Denn da war Potenzial hinter dem Poltern. Die Provokation war kein reiner Selbstzweck. Ein Revoluzzer, ja, aber einer mit Format. Neuenfels inszenierte danach unter anderem in Frankfurt, Stuttgart, Hamburg, Berlin, München, Zürich und Wien. Dreimal wurde er zum „Opernregisseur des Jahres“ gewählt. Auch lange danach war er immer wieder für Skandale gut, das war kein Trierer Privileg.

 Die letzte Trierer Neuenfels-Inszenierung 1966: Slawomir Mrozeks „Tango“ mit dem unvergessenen Günter Reim (links). Foto: TV-Archiv/Ewerz 

Die letzte Trierer Neuenfels-Inszenierung 1966: Slawomir Mrozeks „Tango“ mit dem unvergessenen Günter Reim (links). Foto: TV-Archiv/Ewerz 

Foto: Ewerz

In Frankfurt ließ er „Aida“ die Böden putzen. Und 2006 sorgte er weltweit für (Theater-)Schlagzeilen, weil sein religionskritischer „Idomeneo“ an der Deutschen Oper Berlin aus Sorge vor islamistischen Bedrohungen abgesetzt worden war. In der Szene des Anstoßes legte König Idomeneo die abgeschlagenen Köpfe von Buddha, Mohammed, Jesus und Poseidon auf vier Stühle.

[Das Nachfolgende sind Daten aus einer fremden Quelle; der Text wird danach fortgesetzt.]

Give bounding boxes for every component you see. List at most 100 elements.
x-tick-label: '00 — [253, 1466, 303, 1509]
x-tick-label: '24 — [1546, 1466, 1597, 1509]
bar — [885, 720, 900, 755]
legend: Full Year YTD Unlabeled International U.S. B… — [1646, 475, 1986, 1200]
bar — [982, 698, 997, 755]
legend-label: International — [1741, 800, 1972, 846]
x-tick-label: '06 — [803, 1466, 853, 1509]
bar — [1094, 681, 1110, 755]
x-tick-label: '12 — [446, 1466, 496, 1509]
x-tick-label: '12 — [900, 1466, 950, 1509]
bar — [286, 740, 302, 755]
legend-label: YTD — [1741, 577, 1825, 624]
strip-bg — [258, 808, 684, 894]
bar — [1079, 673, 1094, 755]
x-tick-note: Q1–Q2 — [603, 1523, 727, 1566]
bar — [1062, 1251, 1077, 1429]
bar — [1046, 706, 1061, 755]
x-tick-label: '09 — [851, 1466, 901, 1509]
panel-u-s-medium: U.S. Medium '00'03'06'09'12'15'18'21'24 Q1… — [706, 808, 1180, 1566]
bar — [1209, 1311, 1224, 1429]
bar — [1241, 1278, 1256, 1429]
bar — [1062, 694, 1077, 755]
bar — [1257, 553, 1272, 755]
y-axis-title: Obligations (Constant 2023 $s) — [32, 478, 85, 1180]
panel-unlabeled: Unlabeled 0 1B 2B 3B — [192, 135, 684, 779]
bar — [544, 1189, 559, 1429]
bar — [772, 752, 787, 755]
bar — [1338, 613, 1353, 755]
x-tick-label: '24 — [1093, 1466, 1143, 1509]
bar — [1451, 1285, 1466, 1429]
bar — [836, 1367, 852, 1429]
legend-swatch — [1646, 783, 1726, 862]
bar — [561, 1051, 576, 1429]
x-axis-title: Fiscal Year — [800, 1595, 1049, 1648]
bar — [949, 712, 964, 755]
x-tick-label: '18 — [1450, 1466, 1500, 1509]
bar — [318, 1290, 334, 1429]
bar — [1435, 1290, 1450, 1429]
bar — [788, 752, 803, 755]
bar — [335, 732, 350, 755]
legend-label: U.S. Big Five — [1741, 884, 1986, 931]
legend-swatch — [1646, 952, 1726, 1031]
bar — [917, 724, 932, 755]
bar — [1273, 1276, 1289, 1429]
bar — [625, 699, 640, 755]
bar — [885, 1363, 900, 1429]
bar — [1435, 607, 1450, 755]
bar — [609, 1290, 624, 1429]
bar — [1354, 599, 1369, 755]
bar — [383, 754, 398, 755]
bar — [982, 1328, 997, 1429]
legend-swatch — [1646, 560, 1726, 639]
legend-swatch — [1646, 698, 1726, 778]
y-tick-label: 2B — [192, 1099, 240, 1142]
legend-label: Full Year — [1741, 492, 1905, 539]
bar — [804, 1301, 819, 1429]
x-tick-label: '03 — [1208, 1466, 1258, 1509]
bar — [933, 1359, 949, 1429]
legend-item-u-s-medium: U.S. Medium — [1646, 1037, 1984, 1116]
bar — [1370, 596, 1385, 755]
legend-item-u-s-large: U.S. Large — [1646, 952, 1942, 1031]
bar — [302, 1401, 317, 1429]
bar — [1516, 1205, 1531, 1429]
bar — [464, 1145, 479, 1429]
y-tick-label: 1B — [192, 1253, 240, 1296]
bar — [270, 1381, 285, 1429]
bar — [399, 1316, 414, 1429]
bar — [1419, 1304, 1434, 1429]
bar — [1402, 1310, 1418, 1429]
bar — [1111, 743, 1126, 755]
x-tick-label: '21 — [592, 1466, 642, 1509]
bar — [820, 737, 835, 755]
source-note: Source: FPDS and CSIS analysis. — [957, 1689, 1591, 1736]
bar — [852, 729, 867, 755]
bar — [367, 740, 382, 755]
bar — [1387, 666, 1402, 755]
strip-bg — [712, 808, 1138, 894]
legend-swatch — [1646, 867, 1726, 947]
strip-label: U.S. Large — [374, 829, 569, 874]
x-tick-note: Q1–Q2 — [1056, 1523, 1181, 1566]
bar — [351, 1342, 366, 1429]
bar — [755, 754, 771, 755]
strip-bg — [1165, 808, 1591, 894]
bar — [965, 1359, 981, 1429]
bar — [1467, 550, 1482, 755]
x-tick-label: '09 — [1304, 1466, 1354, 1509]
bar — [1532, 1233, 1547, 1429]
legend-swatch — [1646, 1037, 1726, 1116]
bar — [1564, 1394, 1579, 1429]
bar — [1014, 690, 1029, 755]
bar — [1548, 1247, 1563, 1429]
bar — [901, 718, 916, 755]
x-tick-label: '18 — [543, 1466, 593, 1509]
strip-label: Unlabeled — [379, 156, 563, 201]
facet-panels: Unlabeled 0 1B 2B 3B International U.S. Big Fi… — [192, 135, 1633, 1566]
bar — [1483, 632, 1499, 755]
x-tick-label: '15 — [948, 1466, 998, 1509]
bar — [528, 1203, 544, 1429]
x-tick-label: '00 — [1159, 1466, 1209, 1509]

„Ohne Theater und Oper hätte ich ein für mich nicht gelungenes Leben geführt, sie waren meine Rettung und mein Glück“, resümierte Neuenfels 2010 in einem dpa-Interview. „Die Bühnenarbeit hat mir eine unglaubliche Kraft gegeben, es war eine große Bereicherung meines Lebens.“

Mit Trier hatte er da längst seinen Frieden gemacht. Das war schließlich die Stadt, so merkte er augenzwinkernd bei seinem letzten Auftritt in Trier 2012 an, „die der Anfang allen Übels war“.